Final- Storm Around the Bastion

This project was named by Moses.

Installation view

Concept

After working on the Pairs project and channeling the passion I have for investigating romantic relationships, I felt that it made sense for me to focus on my own relationship. I realize that I have been preparing for this project in an unconscious way for a long time, by compiling pictures of me and Moses and documenting our relationship in various ways. I also wanted to include aspects of the current political situation (which I have increasingly tried to ignore with little success) into the series. When we first met we bonded over our mutual disgust of recent politics, and the social climate felt overwhelmingly pessimistic. Both of us have had apprehension for each others safety. I know that I deeply fear for his well being as a black man. Although he has not expressed this to me explicitly, I know the huge rise in visibility around sexual assault may also make him question my bodily safety. Although the current political climate is terrifying, I cannot help but find so much joy in the love that he and I share. So this project is meant to express the love we have and our conflict with the world. The personal is still very political, and our identities are in part formed by these politics. In this project, I focus on political events that have informed our relationship or happened while we were together, such as Donald Trump’s election, the massive uncovering of sexual assaults, as well as the Charlottesville and other protests and counter-protests. I keep in mind that our love was illegal not too long ago in this country.

screenshot of a news broadcast of people celebrating Trump’s win

Medium/ Materials

I was very excited to finally use the huge photography backdrop my mom had given me which has been sitting in my room for a year. I used the gray paper for its political undertone- there seems to be a lack of gray in the strongly partisan feeling of our political scene. And the gray is also a joking mix of Moses and my races, but it is meant to tone down the differences between us and give neither a visual upper hand. This gray paper is strong and soft, perfect for holding graphite. I decided to work in graphite as it was a medium I had not used large scale before and needed something that would hold up when rubbed. I found the process of working with pencil much more inviting than I had with charcoal, the ability to control the medium was a welcome change. I think it was important that to capture Moses and me, only gray tones were used. In the critique, people commented a lot about how this tonal closeness created intimacy in the work.

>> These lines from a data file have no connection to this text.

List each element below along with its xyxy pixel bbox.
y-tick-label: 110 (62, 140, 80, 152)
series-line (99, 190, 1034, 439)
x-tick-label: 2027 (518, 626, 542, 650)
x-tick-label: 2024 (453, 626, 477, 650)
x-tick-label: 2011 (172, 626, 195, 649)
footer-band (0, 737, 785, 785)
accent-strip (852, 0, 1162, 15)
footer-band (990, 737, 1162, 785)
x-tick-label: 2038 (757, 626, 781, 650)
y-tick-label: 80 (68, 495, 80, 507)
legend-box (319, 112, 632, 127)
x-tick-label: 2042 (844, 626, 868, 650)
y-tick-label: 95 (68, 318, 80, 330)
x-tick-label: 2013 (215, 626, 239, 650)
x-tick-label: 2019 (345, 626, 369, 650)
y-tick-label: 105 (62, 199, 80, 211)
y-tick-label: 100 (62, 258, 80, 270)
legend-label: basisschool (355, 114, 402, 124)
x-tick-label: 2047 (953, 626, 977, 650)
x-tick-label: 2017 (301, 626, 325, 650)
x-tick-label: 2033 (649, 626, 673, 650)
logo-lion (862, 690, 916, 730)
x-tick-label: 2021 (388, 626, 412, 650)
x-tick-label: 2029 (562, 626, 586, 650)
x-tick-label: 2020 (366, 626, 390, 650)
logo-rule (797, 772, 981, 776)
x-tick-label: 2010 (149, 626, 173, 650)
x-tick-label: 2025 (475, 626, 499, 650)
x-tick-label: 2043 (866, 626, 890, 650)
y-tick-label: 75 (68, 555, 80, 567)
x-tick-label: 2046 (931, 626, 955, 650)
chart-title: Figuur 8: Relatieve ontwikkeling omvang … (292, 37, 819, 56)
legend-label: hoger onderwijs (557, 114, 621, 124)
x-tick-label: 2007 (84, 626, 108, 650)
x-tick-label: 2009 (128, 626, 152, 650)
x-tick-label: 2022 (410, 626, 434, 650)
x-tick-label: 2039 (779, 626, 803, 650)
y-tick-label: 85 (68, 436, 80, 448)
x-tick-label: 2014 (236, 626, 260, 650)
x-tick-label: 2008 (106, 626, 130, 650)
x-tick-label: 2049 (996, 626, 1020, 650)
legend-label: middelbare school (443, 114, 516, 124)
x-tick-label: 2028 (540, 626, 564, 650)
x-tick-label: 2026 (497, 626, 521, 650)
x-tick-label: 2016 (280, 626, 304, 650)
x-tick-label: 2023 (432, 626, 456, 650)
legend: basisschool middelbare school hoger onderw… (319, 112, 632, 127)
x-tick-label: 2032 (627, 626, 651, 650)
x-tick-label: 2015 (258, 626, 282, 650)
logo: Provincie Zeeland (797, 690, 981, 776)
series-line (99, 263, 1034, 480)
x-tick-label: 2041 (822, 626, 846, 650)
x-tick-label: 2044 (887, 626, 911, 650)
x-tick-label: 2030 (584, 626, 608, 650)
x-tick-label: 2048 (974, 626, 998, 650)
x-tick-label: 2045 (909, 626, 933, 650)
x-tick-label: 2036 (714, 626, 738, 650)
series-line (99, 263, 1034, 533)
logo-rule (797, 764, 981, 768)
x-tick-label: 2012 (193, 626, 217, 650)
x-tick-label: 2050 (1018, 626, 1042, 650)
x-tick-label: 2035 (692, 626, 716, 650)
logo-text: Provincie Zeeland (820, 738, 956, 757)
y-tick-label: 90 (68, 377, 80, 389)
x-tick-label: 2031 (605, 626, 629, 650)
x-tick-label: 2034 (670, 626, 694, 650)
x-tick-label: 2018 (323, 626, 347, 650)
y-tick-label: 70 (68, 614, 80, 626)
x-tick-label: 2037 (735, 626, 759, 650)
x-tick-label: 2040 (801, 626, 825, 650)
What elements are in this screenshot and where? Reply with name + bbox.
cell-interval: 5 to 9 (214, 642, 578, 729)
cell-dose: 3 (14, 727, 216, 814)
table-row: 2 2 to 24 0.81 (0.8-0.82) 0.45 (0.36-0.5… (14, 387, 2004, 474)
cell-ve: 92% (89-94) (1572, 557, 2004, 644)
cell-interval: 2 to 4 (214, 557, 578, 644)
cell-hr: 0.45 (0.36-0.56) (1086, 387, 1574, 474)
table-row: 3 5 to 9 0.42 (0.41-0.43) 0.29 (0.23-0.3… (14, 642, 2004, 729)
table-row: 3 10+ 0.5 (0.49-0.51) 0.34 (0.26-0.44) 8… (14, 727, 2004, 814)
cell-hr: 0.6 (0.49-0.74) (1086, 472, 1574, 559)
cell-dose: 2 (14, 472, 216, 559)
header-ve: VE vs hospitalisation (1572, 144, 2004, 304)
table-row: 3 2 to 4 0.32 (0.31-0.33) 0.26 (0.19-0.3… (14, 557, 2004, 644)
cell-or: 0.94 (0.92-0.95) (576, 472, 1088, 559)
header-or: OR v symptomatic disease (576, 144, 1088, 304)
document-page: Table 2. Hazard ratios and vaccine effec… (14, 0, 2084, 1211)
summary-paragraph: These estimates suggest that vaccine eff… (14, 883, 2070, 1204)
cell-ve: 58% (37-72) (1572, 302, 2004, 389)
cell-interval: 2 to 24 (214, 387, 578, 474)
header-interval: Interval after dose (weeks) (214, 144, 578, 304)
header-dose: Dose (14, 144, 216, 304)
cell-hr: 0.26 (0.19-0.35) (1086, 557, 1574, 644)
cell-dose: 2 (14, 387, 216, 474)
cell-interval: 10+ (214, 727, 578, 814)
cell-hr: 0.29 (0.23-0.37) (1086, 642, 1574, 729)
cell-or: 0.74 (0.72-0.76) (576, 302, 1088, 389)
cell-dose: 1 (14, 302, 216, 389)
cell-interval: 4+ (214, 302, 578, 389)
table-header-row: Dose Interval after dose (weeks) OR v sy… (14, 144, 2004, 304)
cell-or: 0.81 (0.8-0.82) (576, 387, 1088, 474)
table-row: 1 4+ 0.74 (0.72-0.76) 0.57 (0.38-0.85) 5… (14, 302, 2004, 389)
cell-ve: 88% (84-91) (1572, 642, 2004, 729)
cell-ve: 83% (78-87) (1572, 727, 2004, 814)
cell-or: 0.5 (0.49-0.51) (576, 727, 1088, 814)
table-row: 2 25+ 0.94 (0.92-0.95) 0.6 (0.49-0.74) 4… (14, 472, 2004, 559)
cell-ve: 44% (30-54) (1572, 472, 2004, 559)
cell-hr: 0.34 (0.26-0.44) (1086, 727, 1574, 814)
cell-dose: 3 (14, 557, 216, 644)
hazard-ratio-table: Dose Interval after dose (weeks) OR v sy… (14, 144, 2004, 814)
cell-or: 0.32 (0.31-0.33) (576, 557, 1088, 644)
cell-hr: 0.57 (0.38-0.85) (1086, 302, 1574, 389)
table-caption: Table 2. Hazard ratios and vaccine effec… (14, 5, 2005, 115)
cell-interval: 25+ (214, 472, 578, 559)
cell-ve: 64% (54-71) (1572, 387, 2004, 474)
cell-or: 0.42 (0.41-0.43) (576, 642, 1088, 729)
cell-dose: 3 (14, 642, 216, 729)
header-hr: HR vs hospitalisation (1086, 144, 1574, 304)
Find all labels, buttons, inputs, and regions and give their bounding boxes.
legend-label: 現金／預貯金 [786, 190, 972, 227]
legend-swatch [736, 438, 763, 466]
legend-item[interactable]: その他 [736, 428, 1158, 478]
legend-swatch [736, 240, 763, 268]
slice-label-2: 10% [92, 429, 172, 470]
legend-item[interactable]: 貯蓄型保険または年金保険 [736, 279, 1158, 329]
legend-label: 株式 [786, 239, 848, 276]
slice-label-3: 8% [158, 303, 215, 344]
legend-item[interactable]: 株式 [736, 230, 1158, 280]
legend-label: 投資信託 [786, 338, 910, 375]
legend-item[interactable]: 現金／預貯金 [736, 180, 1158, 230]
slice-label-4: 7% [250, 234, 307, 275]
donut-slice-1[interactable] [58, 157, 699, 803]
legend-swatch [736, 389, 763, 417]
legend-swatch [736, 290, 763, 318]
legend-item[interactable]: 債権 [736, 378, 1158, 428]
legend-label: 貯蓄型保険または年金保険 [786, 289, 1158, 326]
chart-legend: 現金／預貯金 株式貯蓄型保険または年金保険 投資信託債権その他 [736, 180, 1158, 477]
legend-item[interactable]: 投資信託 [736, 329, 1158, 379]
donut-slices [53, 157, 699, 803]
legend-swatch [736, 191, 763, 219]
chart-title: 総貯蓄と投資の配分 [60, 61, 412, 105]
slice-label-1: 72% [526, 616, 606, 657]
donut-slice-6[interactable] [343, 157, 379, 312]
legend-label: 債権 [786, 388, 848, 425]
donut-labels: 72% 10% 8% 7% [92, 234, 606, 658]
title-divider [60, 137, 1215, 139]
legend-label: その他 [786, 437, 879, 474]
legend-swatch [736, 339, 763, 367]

Besides the grey paper and pencil, I also used a transferring/tracing method involving chalk pastel. I used red to trace out the news headlines that affected me, and blue to trace the text conversations between Moses and I. I also traced some scenes out in black charcoal, three from news broadcasts but one of our intimate life.

Process

At first, I had to re-immerse myself in the news to find my source material which was upsetting. Reliving the feelings I felt during the inauguration and the Charlottesville rally was not fun. These events had a damaging effect on my psyche which is relieved when I see media from these events. I think most people my age feel the same way, that we all were attacked. Once I had done the work to find the source images, I found the overall process of creating this work extremely cathartic. It was so nice to spend hours looking at photos of Moses and I spending time together and having good experiences, it was almost like living inside that feeling while trying to recreate it visually. I got into a meditative feeling that I don’t think I really had during prior drawing projects. Through this work, I unexpectedly gained peace and solstice by contemplating our relationship. Seeing how happy he is with me by actually studying his face in these photos allowed me to deal with some of my own delusions.

Reflections

I discovered things about our relationship through looking at these photos and visually analyzing them for hours. I found things like his deep affection that shows in photos even from when we first met, as well as my submission and preservation of the relationship. This project started to feel really successful for me when I began layering the text. I think I captured the confusion and cacophony of our lives, as well as our intimacy. I think it was important to only outline the news videos, to make the klansmen that are still living into characters. There is a conceptual complexity of this project that I think may have been a bit overwhelming at times, but in the same way, the elements of our lives are also overwhelmingly complex. Unlike many of the other drawings I have created so far for this class, I felt confident for this project that drawing was the right medium to create it in. The drawings mean more to both me, and I assume the viewer as well, because of the love I am attempting to capture and recreate in physical gesture.  

 

Overall I didn’t really care about what anyone else had to say about this project except Moses. His reaction when he saw the pieces in person was priceless. His description of the project felt very accurate and was also validating for me. He said that it was “ a perfect mix of our intimate moments juxtaposed with the world” and that “We are a bastion from the other stuff going on” as well as that I “did what [I] set out to do.” I think at the bottom of this project is my desire to communicate the complexity and beauty of our relationship that is hard to describe in words.